I'll start with some background info:
driven by curiosity I've been working on a small FPS without external libraries. I've got a first prototype working (video on imgur) with all the linear algebra stuff written in plain lua. Although it's running fine on a desktop PC (~25% of one core) with an extremely simple map I thought it should be possible to improve on this.
So now I'm trying to write a faster linear algebra library using the FFI and metaprogramming.
I'm hoping that using the FFI will help reduce overhead from using tables and that it will help the JIT work it's magic. Also some algorithms (for example the Expanding Polytope Algorithm) use data structures that could be allocated in advance.
Metaprogramming should be useful because the linear algebra library needs a lot of very similar functions, for example adding/subtracting vectors/matrices of different sizes. If I wrote all that by hand it would take ages and it would become very difficult to change anything due to duplication. If I used plain Lua instead but with a style similar to metaprogramming it would cause additional overhead and having the same functions handle different types/numbers of iterations might prevent LuaJIT from compiling those.
The actual issue:
Now that the linear algebra library is working, I made a very simple benchmark that creates a bunch of random vectors, adds some of them together in nonsensical ways and sums the l2-norms of some of the results.
Unfortunately the performance is extremely inconsistent between runs. Sometimes the part the test measures takes ~0.005s or ~0.01s, but most of the time it takes ~0.25s, which is painfully slow. What is even weirder is that the time appears to be constant during each run. The timing doesn't change even if it's running for minutes.
Adding to the weirdness, modifying code that isn't running in the benchmark loop or even code that is completely dead appears to change the likelihood of getting a fast run. For example removing some of the unused metamethods of the vector type led to 7% higher likelihood of fast runs. Ignoring the result of the preprocessor and just loading the vector type from a pre-made file does not change the result. But removing the preprocessor completely and just using it's previous output "disables" the sub-0.25s case completely.
What the program consists of:
While this example is hardly minimal, I wasn't able to remove more and still get high-performing runs.

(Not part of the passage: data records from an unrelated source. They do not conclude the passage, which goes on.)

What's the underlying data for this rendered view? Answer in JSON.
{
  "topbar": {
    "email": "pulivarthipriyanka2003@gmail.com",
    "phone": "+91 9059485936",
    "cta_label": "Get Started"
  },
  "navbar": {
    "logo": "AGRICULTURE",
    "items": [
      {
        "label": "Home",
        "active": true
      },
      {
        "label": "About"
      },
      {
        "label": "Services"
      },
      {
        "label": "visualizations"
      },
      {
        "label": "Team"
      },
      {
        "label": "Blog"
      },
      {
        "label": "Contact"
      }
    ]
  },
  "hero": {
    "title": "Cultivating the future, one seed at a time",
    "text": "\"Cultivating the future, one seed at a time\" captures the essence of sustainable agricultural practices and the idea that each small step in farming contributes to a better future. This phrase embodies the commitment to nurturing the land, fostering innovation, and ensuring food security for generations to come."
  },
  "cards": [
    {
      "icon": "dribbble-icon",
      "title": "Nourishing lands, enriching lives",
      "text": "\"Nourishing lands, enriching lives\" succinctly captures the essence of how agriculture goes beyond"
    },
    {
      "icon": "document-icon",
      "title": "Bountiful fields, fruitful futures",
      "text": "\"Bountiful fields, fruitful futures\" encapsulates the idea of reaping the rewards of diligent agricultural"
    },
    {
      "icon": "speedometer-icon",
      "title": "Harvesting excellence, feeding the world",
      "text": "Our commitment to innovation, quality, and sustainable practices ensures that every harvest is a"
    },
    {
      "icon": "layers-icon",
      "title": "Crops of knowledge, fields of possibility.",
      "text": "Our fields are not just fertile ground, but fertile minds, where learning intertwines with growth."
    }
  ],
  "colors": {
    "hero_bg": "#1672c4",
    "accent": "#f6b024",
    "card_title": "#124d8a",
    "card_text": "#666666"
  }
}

- main.lua Small benchmark
- preprocessor.lua Tiny preprocessor used for processing templates
- la2.lua Linear algebra. Uses preprocessor to lazily create vector metatypes.
- hateful.lua The benchmark but without love (and without precise timing). Is always slow for some reason.

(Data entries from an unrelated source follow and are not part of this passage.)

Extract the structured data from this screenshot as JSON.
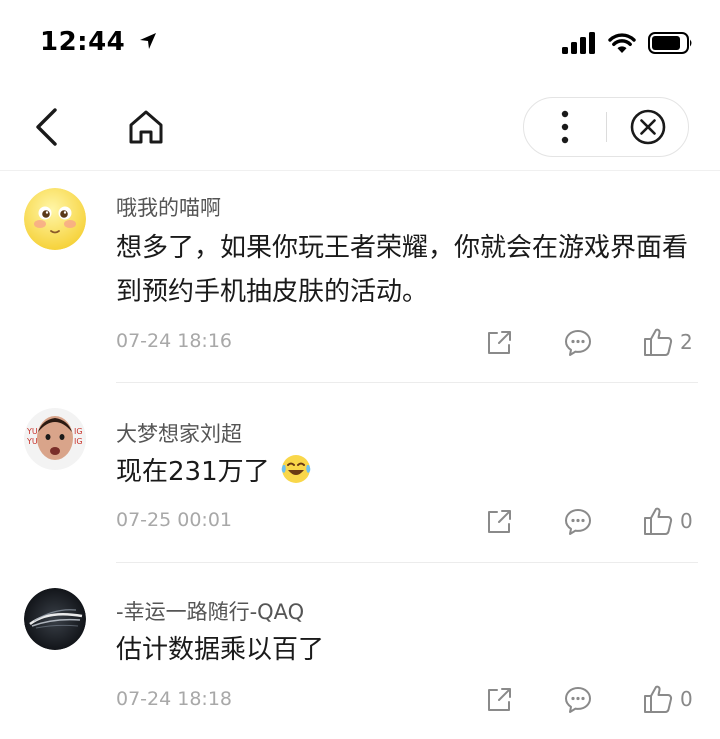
{
  "status_bar": {
    "time": "12:44"
  },
  "nav": {},
  "comments": [
    {
      "username": "哦我的喵啊",
      "content": "想多了，如果你玩王者荣耀，你就会在游戏界面看到预约手机抽皮肤的活动。",
      "time": "07-24 18:16",
      "likes": "2",
      "avatar": "emoji-face"
    },
    {
      "username": "大梦想家刘超",
      "content": "现在231万了",
      "emoji": "laugh-cry-emoji",
      "time": "07-25 00:01",
      "likes": "0",
      "avatar": "man-face"
    },
    {
      "username": "-幸运一路随行-QAQ",
      "content": "估计数据乘以百了",
      "time": "07-24 18:18",
      "likes": "0",
      "avatar": "dark-swirl"
    }
  ],
  "icons": {
    "back": "chevron-left-icon",
    "home": "home-icon",
    "more": "more-vertical-icon",
    "close": "close-circle-icon",
    "share": "share-icon",
    "reply": "comment-icon",
    "like": "thumbs-up-icon"
  }
}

- templates/vec.lua Template for creating vector metatypes.
- templates/vecmeta.lua Template for creating vector metatables.

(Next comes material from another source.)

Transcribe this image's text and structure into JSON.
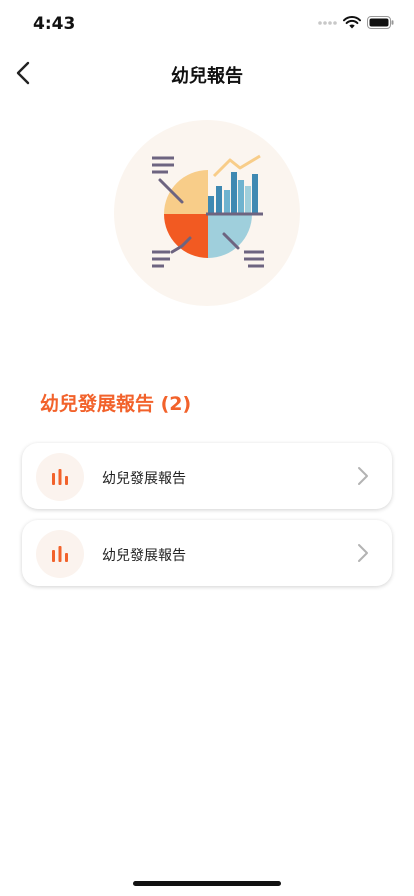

- test_PrePro_debug.lua Output of the preprocessor for vec4.
- stuff/* Some boring utilities.
To be able to run with and without love, the preprocessor uses io.open for loading templates, so it probably won't run as a .love file. Instead unzip the files and start "love ." from inside the folder.
If you're on Linux you can use statistics.py to run the program 100 times. It outputs the total time for every run to stdout as a list.
These histograms show the distribution of total runtime (including starting and stopping love) under various conditions. 100 samples each.
- The preprocessor is not loaded at all. Instead previous output of the preprocessor is loaded via require.
- The preprocessor is enabled but it's output is discarded. Instead previous output of the preprocessor is loaded via require. The preprocessor does not directly interact with the code in the benchmark at all.
- More results on imgur
- Why is performance varying this wildly? Why does changing seemingly unrelated things completely change the distribution?
- What can be done to get this working reliably? Are there possible workarounds?
- What tools are there to investigate?
- Are there any other things I could be doing better?
- Are there potential problems with using union?
- Why is performance consistently poor when I run it directly with LuaJIT instead of using Löve?
- Are there other places on the internet more suited to this question?
Edit: There was a sentence I forgot to finish.